Abstract

Spray-flame synthesis (SFS) enables one-step production of functional metal-oxide nanoparticles from inexpensive precursors such as metal salts. Precursor-laden droplets show thermally-induced breakup, i.e., puffing and micro-explosion, considered a key step in SFS. In this work, shadowgraphy images of droplets are investigated with neural networks with the aim of extracting quantitative data on this breakup process. Faster and Mask region-based convolutional neural networks (R-CNNs) were applied to segment in-focus droplet shadowgraphs (Mask R–CNN) and to distinguish regular from disrupting droplets and detect sequences of consecutive droplet shadowgraphs (Faster R–CNN). The networks were trained with about 400 manually annotated images containing a total of about 1200 objects. Precision and recall of the trained networks reach 80% and 90%, respectively. The results from the two networks were combined and compared with those from conventional particle/droplet image analysis (PDIA). Mask R–CNN and PDIA identify similar droplets as being in-focus and segment similar regions of the droplets.
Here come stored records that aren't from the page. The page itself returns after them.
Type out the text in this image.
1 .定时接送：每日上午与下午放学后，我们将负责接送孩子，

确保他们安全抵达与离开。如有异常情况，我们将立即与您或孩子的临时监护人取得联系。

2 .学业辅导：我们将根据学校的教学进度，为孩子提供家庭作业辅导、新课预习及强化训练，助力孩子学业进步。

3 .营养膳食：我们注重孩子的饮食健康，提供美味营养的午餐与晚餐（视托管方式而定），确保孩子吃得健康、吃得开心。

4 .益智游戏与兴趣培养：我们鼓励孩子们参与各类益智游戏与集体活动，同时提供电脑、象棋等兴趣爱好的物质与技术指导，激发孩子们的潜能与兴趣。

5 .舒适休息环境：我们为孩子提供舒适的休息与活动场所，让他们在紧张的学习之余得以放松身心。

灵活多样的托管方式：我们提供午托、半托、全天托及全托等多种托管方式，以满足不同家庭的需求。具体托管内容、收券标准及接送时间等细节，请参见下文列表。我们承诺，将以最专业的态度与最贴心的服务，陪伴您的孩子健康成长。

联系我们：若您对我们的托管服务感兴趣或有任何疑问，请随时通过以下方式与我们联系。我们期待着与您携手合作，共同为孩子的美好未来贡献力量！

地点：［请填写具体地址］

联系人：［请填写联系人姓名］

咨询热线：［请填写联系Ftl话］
Puffing or micro-explosion sometimes leave behind secondary droplets that are too small or defocused for reliable segmentation. Such shadowgraphs are classified erroneously by PDIA. In contrast to this, Faster R–CNN is more sensitive as it does not rely on the segmentation and thus classifies such low-contrast shadowgraphs correctly. Therefore, the CNNs find on average 30% higher droplet-disruption probabilities than PDIA.